The availability of a system is typically expressed as a percentage of uptime in a given year or as a number of nines. Below, you can see a list of the percentages of availability based on the downtime per year, as well as its notation in nines.
Availability (%) | Downtime (per year) |
90% (“one nine”) | 36.53 days |
99% (“two nines”) | 3.65 days |
99.9% (“three nines”) | 8.77 hours |
99.95% (“three and a half nines”) | 4.38 hours |
99.99% (“four nines”) | 52.60 minutes |
99.995% (“four and a half nines”) | 26.30 minutes |
99.999% (“five nines”) | 5.26 minutes |
To increase availability, you need redundancy. This typically means more infrastructure: more data centers, more servers, more databases, and more replication of data. You can imagine that adding more of this infrastructure means a higher cost. Customers want the application to always be available, but you need to draw a line where adding redundancy is no longer viable in terms of revenue.
Improve Application Availability
In the current application, there is only one EC2 instance used to host the application, the photos are served from Amazon Simple Storage Service (S3) and the structured data is stored in Amazon DynamoDB. That single EC2 instance is a single point of failure for the application. Even if the database and S3 are highly available, customers have no way to connect if the single instance becomes unavailable. One way to solve this single point of failure issue is by adding one more server.
Use a Second Availability Zone
The physical location of that server is important. On top of having software issues at the operating system or application level, there can be a hardware issue. It could be in the physical server, the rack, the data center or even the Availability Zone hosting the virtual machine. An easy way to fix the physical location issue is by deploying a second EC2 instance in a different Availability Zone. That would also solve issues with the operating system and the application. However, having more than one instance brings new challenges.
Manage Replication, Redirection, and High Availability
Create a Process for ReplicationThe first challenge is that you need to create a process to replicate the configuration files, software patches, and application itself across instances. The best method is to automate where you can.
Address Customer RedirectionThe second challenge is how to let the clients, the computers sending requests to your server, know about the different servers. There are different tools that can be used here. The most common is using a Domain Name System (DNS) where the client uses one record which points to the IP address of all available servers. However, the time it takes to update that list of IP addresses and for the clients to become aware of such change, sometimes called propagation, is typically the reason why this method isn’t always used.
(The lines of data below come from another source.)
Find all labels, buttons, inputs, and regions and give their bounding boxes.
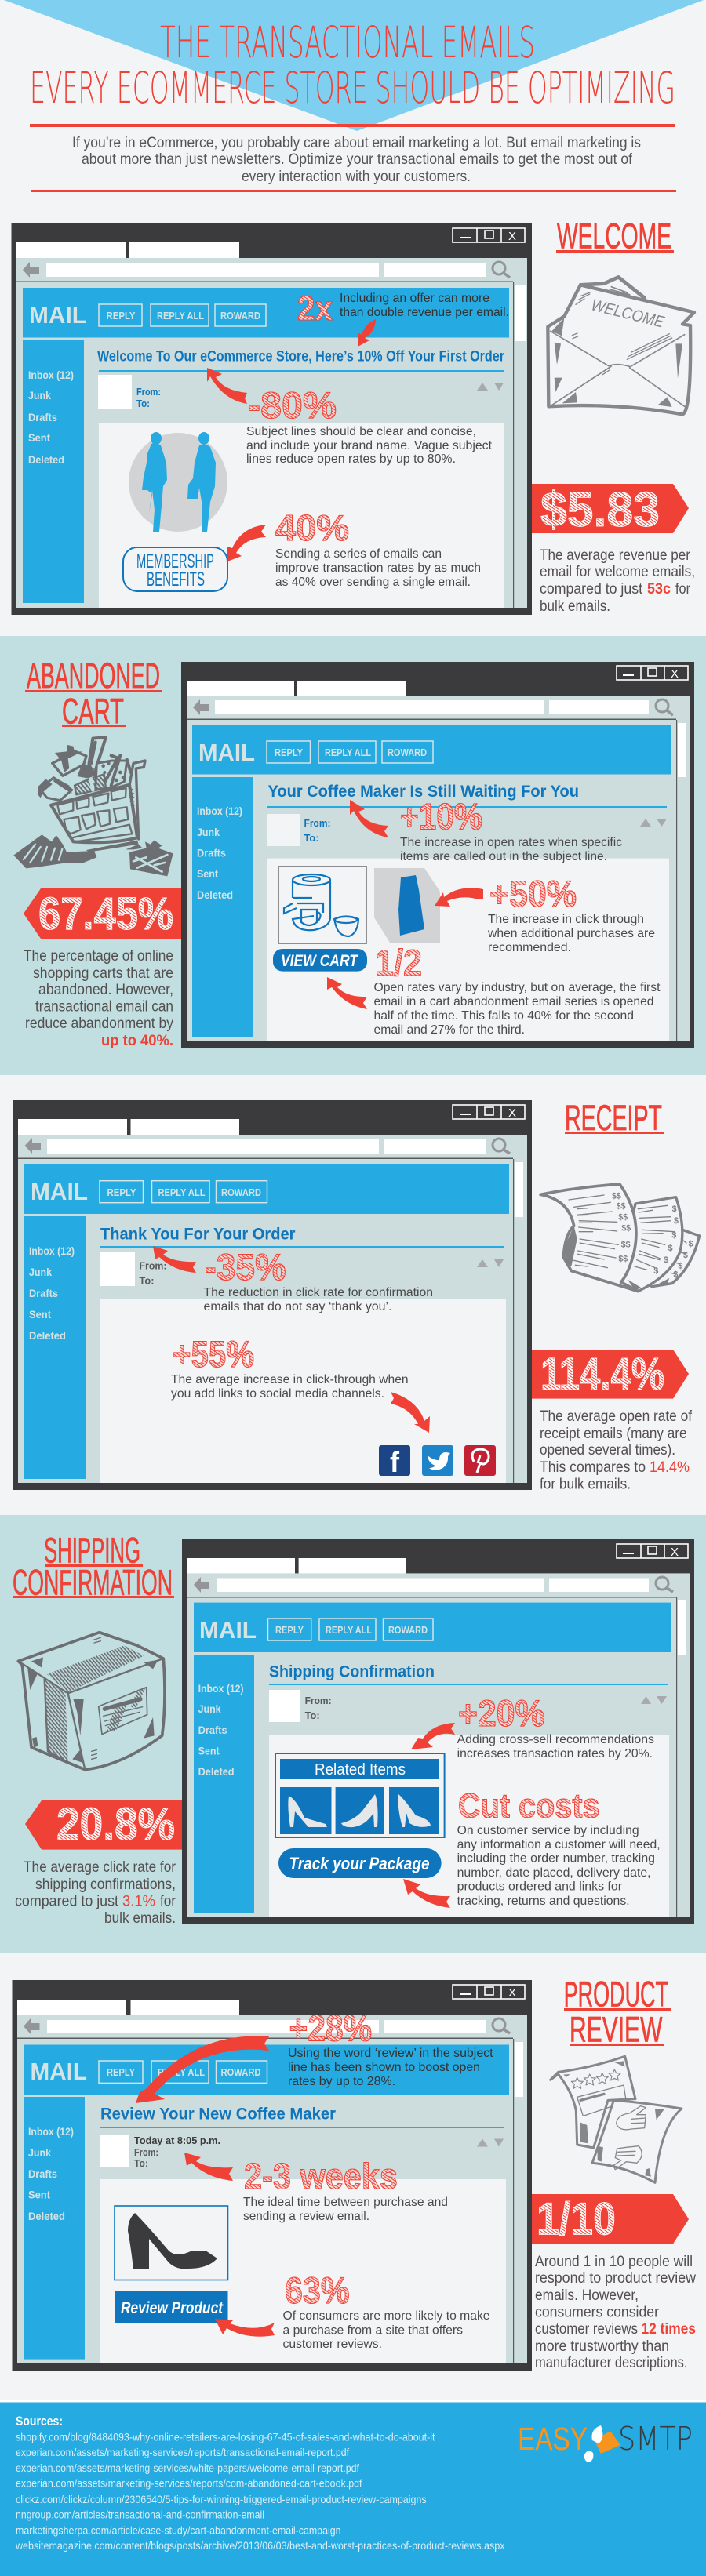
- mail header bar: REPLY: [275, 1624, 304, 1636]
- arrow: thank you subject: [153, 1246, 196, 1273]
- sidebar: Junk: [198, 1702, 221, 1715]
- shipping stat description: for: [160, 1894, 176, 1910]
- text: open rates: items are called out in the subject line.: [400, 850, 607, 863]
- browser tabs: [18, 1119, 239, 1135]
- text: open rates: [400, 836, 622, 863]
- arrow: subject stat: [350, 800, 388, 837]
- text: subject lines: and include your brand name. Vague subject: [246, 439, 493, 452]
- receipt stat description: 14.4%: [650, 1459, 690, 1476]
- content panel: [100, 2179, 506, 2363]
- abandoned cart stat description: [24, 948, 173, 1049]
- text: subject lines: Subject lines should be clear and concise,: [246, 425, 476, 438]
- stat: +10%: +10%: [400, 795, 482, 837]
- stat ribbon: 67.45%: 67.45%: [38, 888, 173, 939]
- sender block: From:: [134, 2146, 158, 2158]
- arrow: reviews to button: [215, 2319, 275, 2337]
- stat: +55%: +55%: [173, 1333, 254, 1375]
- window controls: X: [508, 230, 516, 243]
- title rule: [30, 124, 675, 127]
- browser toolbar: [194, 1577, 673, 1593]
- sources list: experian.com/assets/marketing-services/reports/com-abandoned-cart-ebook.pdf: [16, 2476, 362, 2489]
- icon: receipts: $: [653, 1266, 658, 1276]
- mail header bar: REPLY: [275, 747, 303, 758]
- sidebar: Inbox (12): [198, 1682, 244, 1695]
- stat: cut costs: Cut costs: [458, 1786, 600, 1826]
- text: ideal time: sending a review email.: [243, 2210, 369, 2223]
- text: ideal time: The ideal time between purchase and: [243, 2196, 448, 2209]
- track your package button: [278, 1848, 442, 1878]
- header envelope flap: [4, 0, 704, 131]
- icon: receipts: $: [671, 1230, 676, 1240]
- email subject: Shipping Confirmation: [269, 1662, 435, 1681]
- browser toolbar: [193, 699, 673, 715]
- mail header bar: [24, 1164, 509, 1214]
- icon: receipts: $: [664, 1255, 668, 1265]
- band: shipping confirmation: [0, 1515, 706, 1953]
- heading: product review: REVIEW: [570, 2010, 663, 2050]
- shipping stat description: shipping confirmations,: [35, 1877, 176, 1893]
- text: social links: The average increase in click-through when: [171, 1373, 409, 1386]
- text: customer service: including the order number, tracking: [457, 1852, 655, 1865]
- icon: receipts: $$: [618, 1254, 628, 1263]
- sender block: To:: [304, 832, 318, 844]
- mail header bar: [24, 2045, 509, 2095]
- heading: product review: [564, 1975, 671, 2050]
- window controls: [453, 1105, 525, 1120]
- mail header bar: MAIL: [198, 739, 255, 766]
- sidebar: Sent: [197, 867, 218, 880]
- text: series of emails: as 40% over sending a single email.: [275, 576, 471, 589]
- sources list: clickz.com/clickz/column/2306540/5-tips-for-winning-triggered-email-product-review-campaigns: [16, 2493, 427, 2505]
- offer stat: Including an offer can more: [340, 292, 489, 305]
- mail header bar: REPLY: [107, 1186, 136, 1198]
- icon: receipts: $: [678, 1261, 682, 1270]
- product: coffee bag: [374, 868, 440, 943]
- receipt stat description: opened several times).: [540, 1442, 675, 1459]
- text: click through: when additional purchases are: [487, 927, 655, 940]
- sidebar: Drafts: [197, 847, 226, 859]
- sidebar: [24, 1216, 86, 1479]
- sidebar: Sent: [29, 1308, 51, 1321]
- sender block: To:: [140, 1275, 154, 1286]
- text: customer reviews: a purchase from a site that offers: [282, 2324, 463, 2337]
- sender block: [100, 1252, 504, 1286]
- arrow: to track button: [403, 1879, 450, 1908]
- text: cart abandonment series: [373, 981, 661, 1037]
- welcome stat description: The average revenue per: [540, 547, 691, 564]
- icon: receipts: $$: [621, 1241, 631, 1250]
- icon: package box: [18, 1633, 165, 1770]
- track your package button: Track your Package: [289, 1854, 430, 1873]
- heading: abandoned cart: CART: [62, 692, 124, 731]
- review product button: Review Product: [121, 2299, 224, 2317]
- sender block: To:: [134, 2157, 148, 2169]
- window controls: X: [671, 1546, 679, 1559]
- abandoned cart stat description: up to 40%.: [101, 1033, 173, 1049]
- shipping stat description: The average click rate for: [24, 1859, 176, 1876]
- intro paragraph: [72, 135, 641, 185]
- heading: shipping confirmation: SHIPPING: [44, 1531, 140, 1570]
- product: coffee maker: [278, 867, 366, 943]
- mail header bar: MAIL: [29, 301, 86, 329]
- sender block: [100, 2135, 504, 2169]
- text: click through: The increase in click through: [488, 913, 644, 926]
- sidebar: Drafts: [29, 1287, 58, 1299]
- abandoned cart stat description: transactional email can: [35, 999, 173, 1015]
- text: review subject: line has been shown to boost open: [288, 2061, 480, 2074]
- icon: receipts: $: [668, 1244, 673, 1253]
- stat: -80%: -80%: [248, 384, 337, 426]
- icon: shopping cart with gifts: [13, 737, 173, 876]
- membership benefits button: BENEFITS: [147, 569, 205, 590]
- heading: abandoned cart: ABANDONED: [27, 656, 160, 696]
- window controls: [617, 1544, 688, 1559]
- illustration: two shoppers: [129, 432, 227, 532]
- sender block: From:: [304, 817, 331, 829]
- stat: -35%: -35%: [205, 1246, 286, 1288]
- browser toolbar: [25, 1138, 510, 1154]
- text: customer service: number, date placed, delivery date,: [457, 1866, 651, 1880]
- mail header bar: ROWARD: [388, 747, 427, 758]
- band: abandoned cart: [0, 636, 706, 1075]
- sidebar: Deleted: [197, 888, 233, 901]
- abandoned cart stat description: The percentage of online: [24, 948, 173, 965]
- window controls: [453, 1985, 525, 2000]
- mail header bar: REPLY ALL: [158, 1186, 206, 1198]
- mail header bar: ROWARD: [221, 1186, 261, 1198]
- product: shoe: [115, 2206, 227, 2280]
- mail header bar: ROWARD: [221, 2066, 260, 2078]
- sidebar: Deleted: [198, 1765, 235, 1778]
- shipping stat description: [15, 1859, 176, 1927]
- sidebar: Deleted: [29, 1329, 66, 1342]
- stat ribbon: 114.4%: 114.4%: [540, 1349, 664, 1400]
- stat: 1/2: 1/2: [375, 942, 422, 983]
- arrow: additional purchases: [435, 888, 483, 907]
- text: click through: [487, 913, 655, 954]
- mail header bar: MAIL: [31, 1178, 88, 1205]
- sender block: From:: [140, 1259, 166, 1272]
- text: subject lines: [246, 425, 493, 466]
- icon: review sheets: [551, 2056, 682, 2182]
- browser tabs: [187, 681, 406, 696]
- icon: receipts: [540, 1184, 700, 1292]
- text: customer reviews: [282, 2309, 490, 2351]
- welcome stat description: 53c: [647, 581, 671, 598]
- arrow: offer to subject: [358, 319, 376, 347]
- stat: 2-3 weeks: 2-3 weeks: [244, 2156, 398, 2196]
- text: customer service: any information a customer will need,: [457, 1838, 661, 1851]
- mail header bar: [194, 1603, 671, 1652]
- text: customer reviews: customer reviews.: [282, 2338, 382, 2351]
- sender block: From:: [305, 1695, 332, 1706]
- browser toolbar: [23, 262, 510, 278]
- sources heading: Sources:: [16, 2414, 63, 2429]
- mail header bar: ROWARD: [388, 1624, 428, 1636]
- email subject: Thank You For Your Order: [100, 1225, 295, 1244]
- icon: receipts: $: [673, 1270, 678, 1279]
- icon: receipts: $: [672, 1204, 677, 1214]
- arrow: open rates to button: [327, 977, 367, 1009]
- logo: easy smtp: EASY: [518, 2421, 588, 2457]
- browser tabs: [16, 242, 239, 258]
- related items block: Related Items: [315, 1761, 406, 1778]
- mail header bar: ROWARD: [220, 310, 260, 322]
- receipt stat description: for bulk emails.: [540, 1476, 631, 1493]
- arrow: review word: [136, 2036, 269, 2103]
- browser tabs: [17, 2000, 239, 2015]
- email subject: Your Coffee Maker Is Still Waiting For You: [268, 783, 579, 801]
- sidebar: Inbox (12): [28, 2125, 74, 2138]
- email subject: Review Your New Coffee Maker: [100, 2105, 336, 2124]
- intro paragraph: about more than just newsletters. Optimize your transactional emails to get the most out of: [82, 151, 633, 168]
- text: review subject: rates by up to 28%.: [288, 2075, 395, 2088]
- window controls: X: [671, 667, 679, 681]
- panel: receipt email window: [13, 1100, 532, 1490]
- stat: +28%: +28%: [289, 2007, 372, 2048]
- icon: facebook: [379, 1445, 410, 1478]
- sidebar: Inbox (12): [197, 805, 242, 817]
- abandoned cart stat description: shopping carts that are: [33, 965, 173, 982]
- sidebar: Drafts: [198, 1724, 227, 1736]
- sources list: [15, 2431, 505, 2552]
- sidebar: [23, 340, 84, 603]
- icon: receipts: $: [674, 1216, 679, 1226]
- stat: 63%: 63%: [285, 2269, 350, 2311]
- arrow: to social icons: [391, 1392, 430, 1433]
- icon: open envelope: WELCOME: [589, 296, 666, 332]
- browser toolbar: [24, 2018, 510, 2034]
- stat ribbon: 1/10: [532, 2194, 689, 2245]
- text: click through: recommended.: [488, 941, 571, 954]
- sidebar: Drafts: [28, 411, 57, 423]
- sources list: experian.com/assets/marketing-services/reports/transactional-email-report.pdf: [16, 2446, 349, 2458]
- sidebar: [194, 1655, 254, 1913]
- text: customer reviews: Of consumers are more likely to make: [282, 2309, 490, 2323]
- text: customer service: tracking, returns and questions.: [457, 1895, 630, 1908]
- text: cart abandonment series: Open rates vary by industry, but on average, the first: [373, 981, 661, 994]
- sources list: shopify.com/blog/8484093-why-online-retailers-are-losing-67-45-of-sales-and-what-to-do-about-it: [16, 2431, 435, 2443]
- panel: sources footer: [0, 2403, 706, 2576]
- sources list: websitemagazine.com/content/blogs/posts/archive/2013/06/03/best-and-worst-practices-of-product-reviews.aspx: [15, 2539, 505, 2552]
- product review stat description: respond to product review: [535, 2270, 696, 2287]
- shipping stat description: compared to just: [15, 1894, 119, 1910]
- sidebar: Sent: [28, 2189, 50, 2201]
- mail header bar: MAIL: [199, 1616, 257, 1644]
- panel: abandoned cart email window: [181, 662, 694, 1048]
- product review stat description: customer reviews: [535, 2321, 638, 2338]
- text: cart abandonment series: email and 27% for the third.: [373, 1023, 525, 1037]
- related items block: [275, 1753, 445, 1837]
- content panel: [269, 1735, 669, 1917]
- product review stat description: Around 1 in 10 people will: [535, 2254, 693, 2270]
- text: cross-sell: [457, 1733, 654, 1760]
- heading: shipping confirmation: [13, 1531, 174, 1603]
- logo: easy smtp: [518, 2420, 693, 2462]
- window controls: [453, 228, 525, 243]
- stat ribbon: 1/10: 1/10: [537, 2194, 616, 2245]
- window controls: X: [508, 1106, 516, 1120]
- text: social links: you add links to social media channels.: [171, 1387, 384, 1401]
- window controls: [617, 666, 688, 681]
- receipt stat description: The average open rate of: [540, 1408, 693, 1425]
- review product button: [115, 2291, 227, 2323]
- text: cross-sell: increases transaction rates by 20%.: [457, 1747, 653, 1760]
- icon: receipts: $: [689, 1239, 693, 1248]
- heading: shipping confirmation: CONFIRMATION: [13, 1563, 173, 1603]
- stat: +20%: +20%: [458, 1692, 545, 1734]
- sidebar: [24, 2097, 85, 2360]
- text: cart abandonment series: email in a cart abandonment email series is opened: [373, 995, 654, 1008]
- mail header bar: REPLY ALL: [326, 1624, 372, 1636]
- text: review subject: Using the word ‘review’ in the subject: [288, 2047, 493, 2060]
- mail header bar: REPLY ALL: [158, 2066, 205, 2078]
- stat: +50%: +50%: [489, 873, 577, 914]
- icon: pinterest: [464, 1445, 496, 1476]
- sources list: nngroup.com/articles/transactional-and-confirmation-email: [16, 2508, 264, 2520]
- sender block: [269, 1690, 667, 1722]
- membership benefits button: MEMBERSHIP: [136, 550, 214, 572]
- welcome stat description: [540, 547, 695, 615]
- offer stat: than double revenue per email.: [340, 306, 509, 319]
- icon: open envelope: [548, 277, 694, 414]
- mail header bar: REPLY ALL: [325, 747, 371, 758]
- sender block: Today at 8:05 p.m.: [134, 2135, 220, 2146]
- stat ribbon: $5.83: $5.83: [540, 483, 660, 537]
- icon: twitter: [422, 1445, 453, 1476]
- icon: receipts: $$: [621, 1223, 631, 1233]
- icon: facebook: f: [390, 1446, 400, 1478]
- sender block: [98, 375, 504, 409]
- sources list: experian.com/assets/marketing-services/white-papers/welcome-email-report.pdf: [16, 2462, 359, 2474]
- text: social links: [171, 1373, 409, 1401]
- footer strip: [0, 2400, 706, 2403]
- text: reduction in click rate: The reduction in click rate for confirmation: [204, 1286, 433, 1299]
- sidebar: Junk: [28, 2146, 51, 2159]
- sidebar: [192, 777, 253, 1037]
- arrow: series to button: [227, 525, 266, 561]
- welcome stat description: compared to just: [540, 581, 643, 598]
- panel: shipping email window: [182, 1539, 694, 1924]
- receipt stat description: This compares to: [540, 1459, 646, 1476]
- membership benefits button: [123, 547, 227, 591]
- arrow: timing: [184, 2153, 233, 2181]
- icon: receipts: $$: [618, 1212, 628, 1222]
- mail header bar: REPLY: [107, 310, 136, 322]
- intro paragraph: If you’re in eCommerce, you probably care about email marketing a lot. But email marketing is: [72, 135, 641, 151]
- text: series of emails: [275, 547, 481, 589]
- intro rule: [31, 190, 676, 192]
- content panel: [100, 1299, 506, 1483]
- sidebar: Junk: [29, 1266, 52, 1278]
- logo: easy smtp: SMTP: [618, 2420, 693, 2458]
- sidebar: Drafts: [28, 2167, 57, 2180]
- sender block: [267, 814, 667, 846]
- product review stat description: manufacturer descriptions.: [535, 2355, 687, 2371]
- content panel: [267, 859, 669, 1041]
- text: customer service: [457, 1824, 661, 1908]
- sources list: marketingsherpa.com/article/case-study/cart-abandonment-email-campaign: [16, 2523, 340, 2536]
- receipt stat description: [540, 1408, 693, 1493]
- text: ideal time: [243, 2196, 448, 2223]
- welcome stat description: for: [675, 581, 691, 598]
- panel: welcome email window: [11, 223, 532, 615]
- sidebar: Inbox (12): [28, 369, 74, 381]
- receipt stat description: receipt emails (many are: [540, 1426, 687, 1442]
- icon: receipts: $$: [612, 1191, 621, 1201]
- offer stat: [297, 289, 509, 328]
- mail header bar: REPLY: [107, 2066, 135, 2078]
- icon: receipts: $$: [617, 1202, 626, 1212]
- product review stat description: emails. However,: [535, 2287, 639, 2304]
- title: [30, 17, 675, 113]
- text: reduction in click rate: emails that do not say ‘thank you’.: [204, 1300, 392, 1313]
- text: cart abandonment series: half of the time. This falls to 40% for the second: [373, 1009, 634, 1023]
- shipping stat description: 3.1%: [122, 1894, 155, 1910]
- content panel: [99, 423, 504, 608]
- sidebar: Junk: [197, 826, 220, 838]
- product review stat description: [535, 2254, 696, 2371]
- sidebar: Deleted: [28, 2210, 65, 2222]
- text: cross-sell: Adding cross-sell recommendations: [457, 1733, 654, 1746]
- arrow: subject line stat: [207, 368, 247, 404]
- arrow: cross-sell: [411, 1723, 455, 1749]
- product review stat description: consumers consider: [535, 2305, 660, 2321]
- sender block: To:: [136, 398, 150, 409]
- window controls: X: [508, 1986, 516, 2000]
- sender block: To:: [305, 1709, 320, 1721]
- text: reduction in click rate: [204, 1286, 433, 1313]
- sidebar: Inbox (12): [29, 1244, 75, 1257]
- abandoned cart stat description: reduce abandonment by: [25, 1016, 173, 1032]
- stat: 40%: 40%: [275, 507, 349, 548]
- heading: abandoned cart: [25, 656, 162, 731]
- shipping stat description: bulk emails.: [104, 1910, 176, 1927]
- text: review subject: [288, 2047, 493, 2088]
- text: subject lines: lines reduce open rates by up to 80%.: [246, 452, 456, 466]
- welcome stat description: bulk emails.: [540, 598, 610, 615]
- mail header bar: REPLY ALL: [157, 310, 204, 322]
- product review stat description: 12 times: [642, 2321, 696, 2338]
- mail header bar: MAIL: [30, 2058, 87, 2085]
- mail header bar: [23, 288, 509, 337]
- text: series of emails: improve transaction rates by as much: [275, 561, 481, 575]
- abandoned cart stat description: abandoned. However,: [38, 982, 173, 998]
- text: customer service: On customer service by including: [457, 1824, 639, 1837]
- view cart button: VIEW CART: [281, 952, 359, 970]
- offer stat: 2x: [297, 289, 333, 328]
- sender block: From:: [136, 386, 161, 398]
- email subject: Welcome To Our eCommerce Store, Here’s 10% Off Your First Order: [97, 348, 505, 365]
- sidebar: Sent: [198, 1744, 220, 1757]
- sidebar: Junk: [28, 389, 51, 401]
- sidebar: Deleted: [28, 453, 64, 466]
- text: customer service: products ordered and links for: [457, 1880, 623, 1893]
- icon: receipts: $: [683, 1251, 688, 1260]
- intro paragraph: every interaction with your customers.: [242, 169, 471, 185]
- mail header bar: [192, 725, 671, 775]
- browser tabs: [187, 1558, 406, 1574]
- stat ribbon: 20.8%: 20.8%: [56, 1799, 175, 1850]
- panel: product review email window: [13, 1980, 532, 2371]
- text: open rates: The increase in open rates when specific: [400, 836, 622, 849]
- product review stat description: more trustworthy than: [535, 2338, 669, 2355]
- sidebar: Sent: [28, 431, 50, 444]
- text: series of emails: Sending a series of emails can: [275, 547, 442, 561]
Another option is to use a load balancer which takes care of health checks and distributing the load across each server. Being between the client and the server, the load balancer avoids propagation time issues. We discuss load balancers later.
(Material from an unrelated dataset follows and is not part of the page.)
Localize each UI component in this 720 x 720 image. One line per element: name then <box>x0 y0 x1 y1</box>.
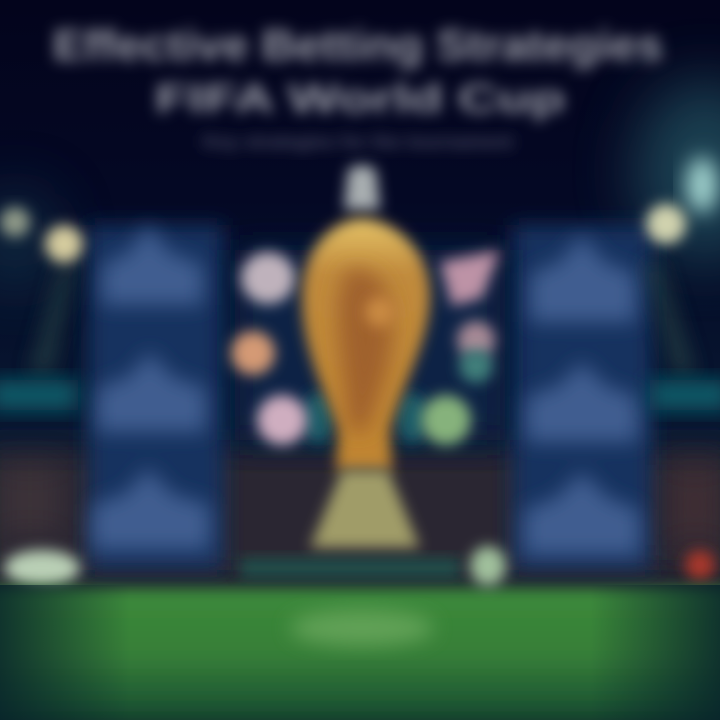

Understand the Types of High AvailabilityThe last challenge to address when having more than one server is the type of availability you need—either be an active-passive or an active-active system.
- Active-Passive: With an active-passive system, only one of the two instances is available at a time. One advantage of this method is that for stateful applications where data about the client’s session is stored on the server, there won’t be any issues as the customers are always sent to the same server where their session is stored.
- Active-Active: A disadvantage of active-passive and where an active-active system shines is scalability. By having both servers available, the second server can take some load for the application, thus allowing the entire system to take more load. However, if the application is stateful, there would be an issue if the customer’s session isn’t available on both servers. Stateless applications work better for active-active systems.